Takımın en fazla aksiyonuna sahip oyuncusu (topla her türlü hareket) oldu.%79 aksiyon başarısı ile oynadı. Toplam 109 aksiyonun yarısı 3. bölgede oluştu ve 3. bölge aksiyon başarı oranı da %80.
Elif
Elif de yukarıda belirttiğim bazı noktalardan doılayı sahanın iyilerinden biriydi. Ceza sahasına sürekli olarak koşular yaptı. Orta saha ile bağlantı kurmaya gayret etti. Zaten bulduğu gol de ceza alanı içinden bulduğu kafa vuruşu ile geldi.
Ayrıca saha içinde farkettiğim birkaç olumlu ana da değinmek istiyorum.
Elif de sahanın iyilerindendi. Çokça eleştiriliyor, biraz da yaptığı doğruları paylaşmak lazım diye düşünüyorum.
Burada ilk kontrolde topu öne alışı, çevre kontrolü, hızlı düşünme gibi özellikler gördüm kendi adıma. Elbette üzerine koyması gereken de çok nokta var, biraz zaman. pic.twitter.com/aux5bhPmvZ
— İvan Kile (@IvanKile) May 6, 2019
Bir başka pozisyon;
Elif’in sahayı görüşü ile ilgili bir an daha, denk geldikçe paylaşıyorum. Pasın sonrasında da ceza sahası koşusu yapıyor. Oynadığı dakikaların genelinde yaptı bunu. pic.twitter.com/EdCMnzs75O
— İvan Kile (@IvanKile) May 6, 2019
Valbuena
Valbuena’ya da değinmezsem ayıp etmiş olurum. Nasıl bir profesyonel olduğunu bir kere daha gösterdi. Saha içi aksiyonlarına bakıldığında neredeyse kendi yarı sahasına geçmek yasaklanmış denilebilir. Rakip yarı sahada ise solda ağırlıklı olsa da her yerde. (91 aksiyonun 50’si solda)
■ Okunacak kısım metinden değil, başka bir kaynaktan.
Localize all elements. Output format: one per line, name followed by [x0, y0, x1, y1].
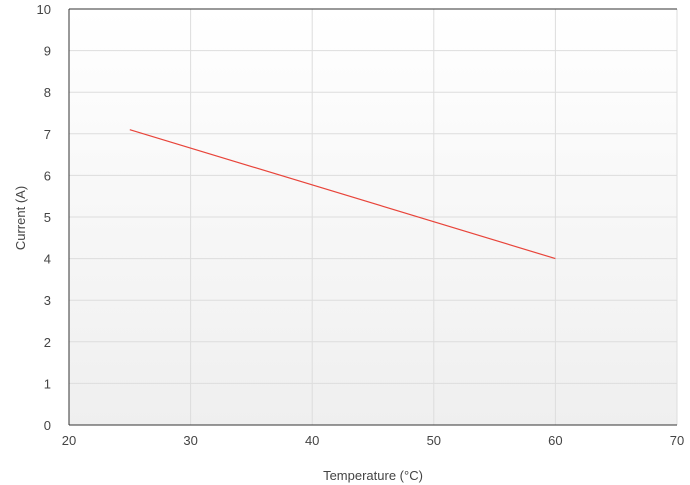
y-axis-title: Current (A): [13, 186, 28, 250]
y-axis-ticks: 0 1 2 3 4 5 6 7 8 9 10: [37, 2, 51, 433]
x-tick-label: 50: [427, 433, 441, 448]
y-tick-label: 4: [44, 252, 51, 267]
y-tick-label: 10: [37, 2, 51, 17]
y-tick-label: 6: [44, 168, 51, 183]
y-tick-label: 1: [44, 376, 51, 391]
y-tick-label: 8: [44, 85, 51, 100]
x-axis-ticks: 20 30 40 50 60 70: [62, 433, 684, 448]
x-tick-label: 40: [305, 433, 319, 448]
series-line: [129, 129, 556, 260]
y-tick-label: 3: [44, 293, 51, 308]
axes: [68, 8, 677, 426]
x-axis-title: Temperature (°C): [323, 468, 423, 483]
x-tick-label: 30: [183, 433, 197, 448]
x-tick-label: 60: [548, 433, 562, 448]
y-tick-label: 9: [44, 44, 51, 59]
y-tick-label: 2: [44, 335, 51, 350]
grid-lines: [68, 8, 678, 426]
x-tick-label: 20: [62, 433, 76, 448]
x-tick-label: 70: [670, 433, 684, 448]
y-tick-label: 0: [44, 418, 51, 433]
data-series: [129, 129, 556, 260]
y-tick-label: 5: [44, 210, 51, 225]
y-tick-label: 7: [44, 127, 51, 142]
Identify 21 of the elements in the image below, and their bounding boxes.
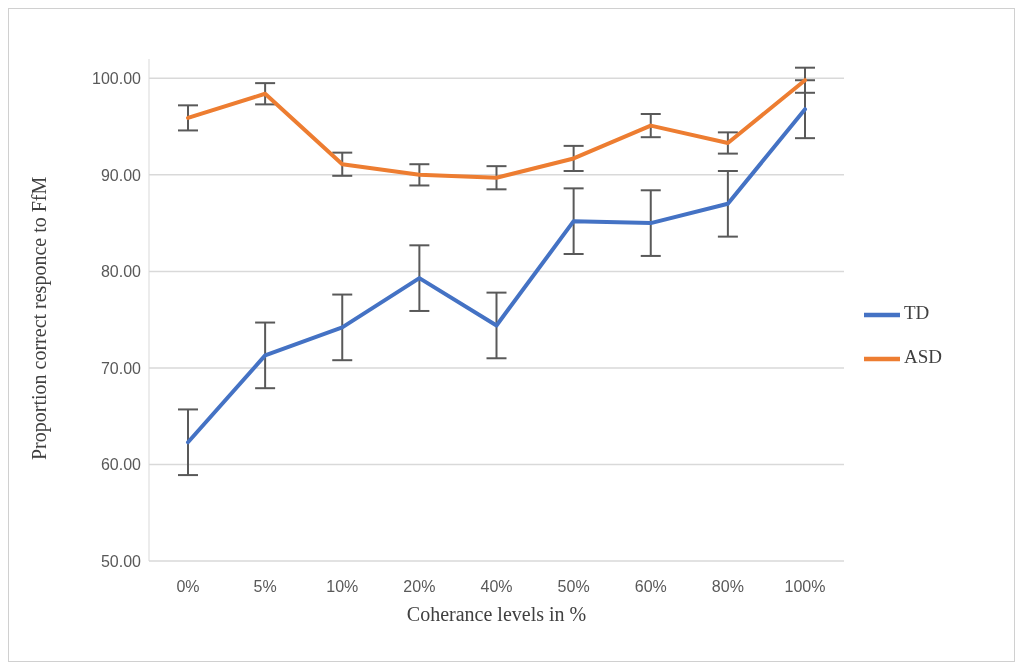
x-axis-title: Coherance levels in % (406, 603, 587, 625)
x-tick-label: 20% (403, 578, 436, 596)
x-tick-label: 80% (711, 578, 744, 596)
line-series (186, 107, 807, 445)
x-tick-label: 60% (634, 578, 667, 596)
x-tick-label: 40% (480, 578, 513, 596)
y-tick-label: 60.00 (100, 456, 142, 474)
x-tick-label: 10% (326, 578, 359, 596)
y-tick-label: 80.00 (100, 263, 142, 281)
y-tick-label: 100.00 (92, 69, 142, 87)
legend-label: TD (904, 302, 930, 323)
line-series (186, 78, 807, 180)
y-axis-title: Proportion correct responce to FfM (28, 176, 52, 460)
y-tick-label: 70.00 (100, 359, 142, 377)
y-tick-label: 90.00 (100, 166, 142, 184)
x-tick-label: 5% (253, 578, 277, 596)
x-tick-label: 50% (557, 578, 590, 596)
legend-label: ASD (904, 346, 943, 367)
x-tick-label: 0% (176, 578, 200, 596)
x-tick-label: 100% (784, 578, 826, 596)
y-tick-label: 50.00 (100, 552, 142, 570)
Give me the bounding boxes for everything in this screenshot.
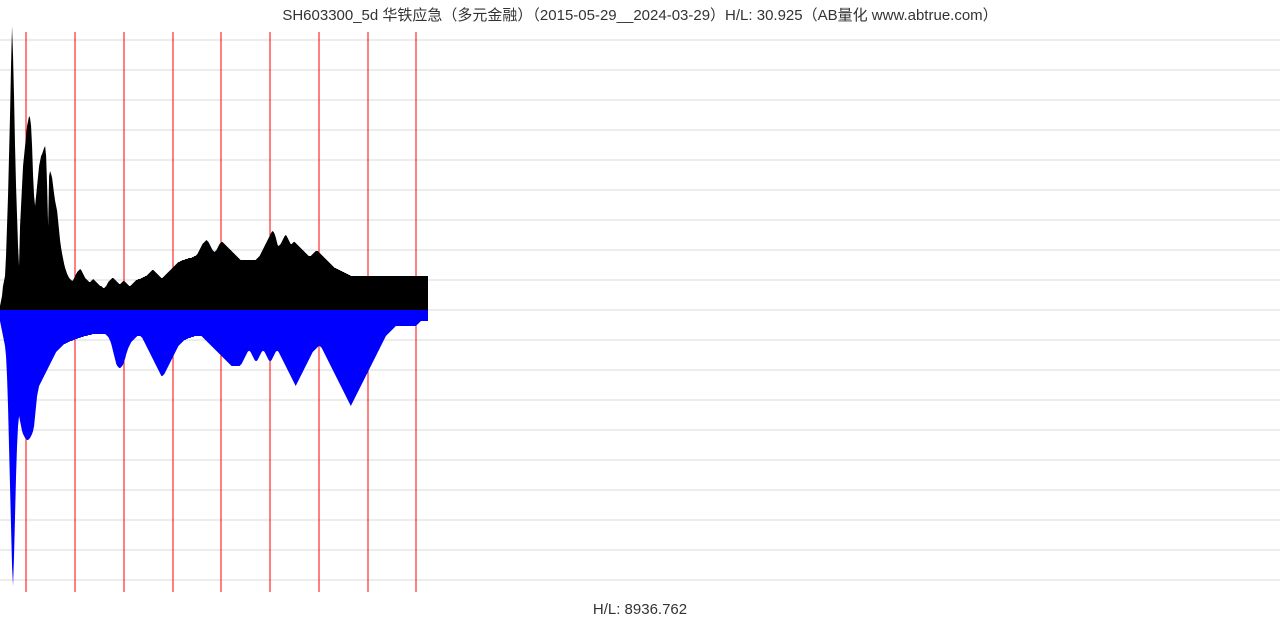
chart-title: SH603300_5d 华铁应急（多元金融）（2015-05-29__2024-…: [0, 4, 1280, 25]
chart-area: [0, 26, 1280, 606]
chart-svg: [0, 26, 1280, 606]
İkinci yarıdan bir pozisyon, Elif-Dirar-Valbuena ortada birbirlerine oldukça yakınlar.
Top yine sol kanatta sağa aktarılıyor. Elif 3. bölgeye doğru hareketlenirken Dirar ve Valbuena sağ kanada yaklaşıyor.
Dirar-Valbuena-Isla üçgeni tekrar kuruluyor ve sağ kanattan hücum gerçekleşiyor.
Isla
Son olarak da Isla’ya değinmek gerek. 3. bölgede 54 aksiyonla neredeyse Valbuena kadar aksiyon sayısına ulaştı. 5 anahtar pas attı, 3’ü isabetli oldu.
Oyuna sonradan giren Moses ve Ekici belki çok etkili olamadılar, ancak aynı oyun anlayışını sürdürmeye çalıştılar. Kanatları hızlı ve tek paslarla geçip etkili olmaya çalıştı Fenerbahçe.
Sonuç
Bu oyun tabiki bir sonraki hafta işleyecek mi, bilemiyorum. tek maçla da sezonun genelini savunacak değilim elbette. Ancak bu karşılaşma özelinde Fenerbahçe’yi beğendim. Bundan sonra, puan açısından tüm planların önümüzdeki sezon için yapılmaya başlanabileceği bir hafta oldu.